Razões para a adesão dos compradores aos elétricos são duas: os fortes descontos aplicados à compra de carros novos elétricos e as reduções de custos na sua utilização.

Mas a estratégia de apoio aos carros elétricos começou há 30 anos, em 1990, quando foram aplicados os primeiros incentivos.

Na altura isso foi visto como uma manobra de propaganda do governo, sobretudo porque a oferta de modelos elétricos era quase inexistente e os que existiam eram pouco eficientes, com baixa autonomia e pequena lotação.

Arranque em força em 2000

As coisas mudaram de figura dez anos depois, em 2000, quando os incentivos cresceram em número e volume.

A taxa de circulação, portagens, “ferry boats” públicos e estacionamento municipal passaram a ser grátis, para os veículos elétricos.

Uma medida acolhida com interesse nas grandes cidades, começando a aparecer pequenos fabricantes de veículos elétricos, semelhantes aos “papa-reformas”.

Mais importante foi a redução em 25% no imposto de aquisição do automóvel, se fosse elétrico, logo seguido, no ano de 2001, pela permissão de circular na faixa BUS.

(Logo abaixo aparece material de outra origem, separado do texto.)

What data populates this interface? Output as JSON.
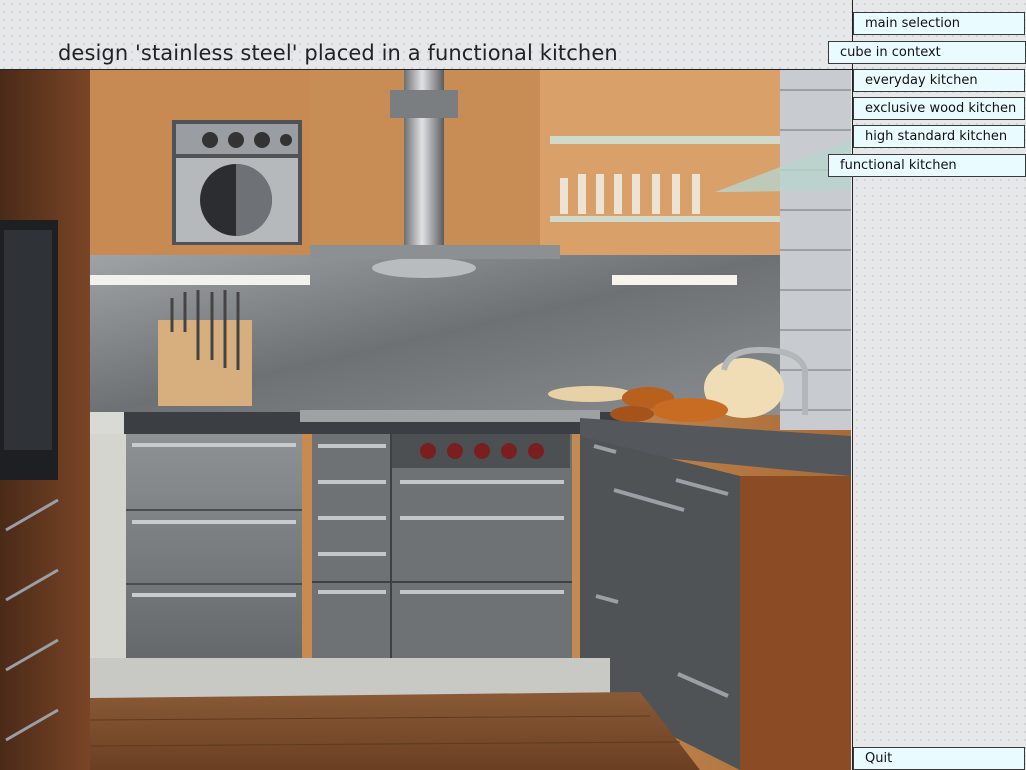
{
  "page": {
    "title": "design 'stainless steel' placed in a functional kitchen"
  },
  "nav": {
    "main_selection": "main selection",
    "cube_in_context": "cube in context",
    "everyday_kitchen": "everyday kitchen",
    "exclusive_wood_kitchen": "exclusive wood kitchen",
    "high_standard_kitchen": "high standard kitchen",
    "functional_kitchen": "functional kitchen",
    "quit": "Quit"
  },
  "colors": {
    "nav_button_bg": "#e9fbff",
    "panel_bg": "#e6e7e9"
  },
  "photo": {
    "icon": "kitchen-photo"
  }
}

Investir na rede de carregadores

Em paralelo, o Estado deu início a um significativo investimento na rede de carregadores públicos, um negócio que abriu depois a empresas privadas, que aí viram uma oportunidade de negócio.

A razão para este apoio aos carros elétricos foi uma reação à elevada poluição nas maiores cidades de um país que tem apenas cinco milhões de habitantes.

As autoridades foram obrigadas a limitar a circulação de carros com motores a gasolina ou gasóleo de acordo com o número de matrícula: os pares e os ímpares só podiam circular em dias alternados.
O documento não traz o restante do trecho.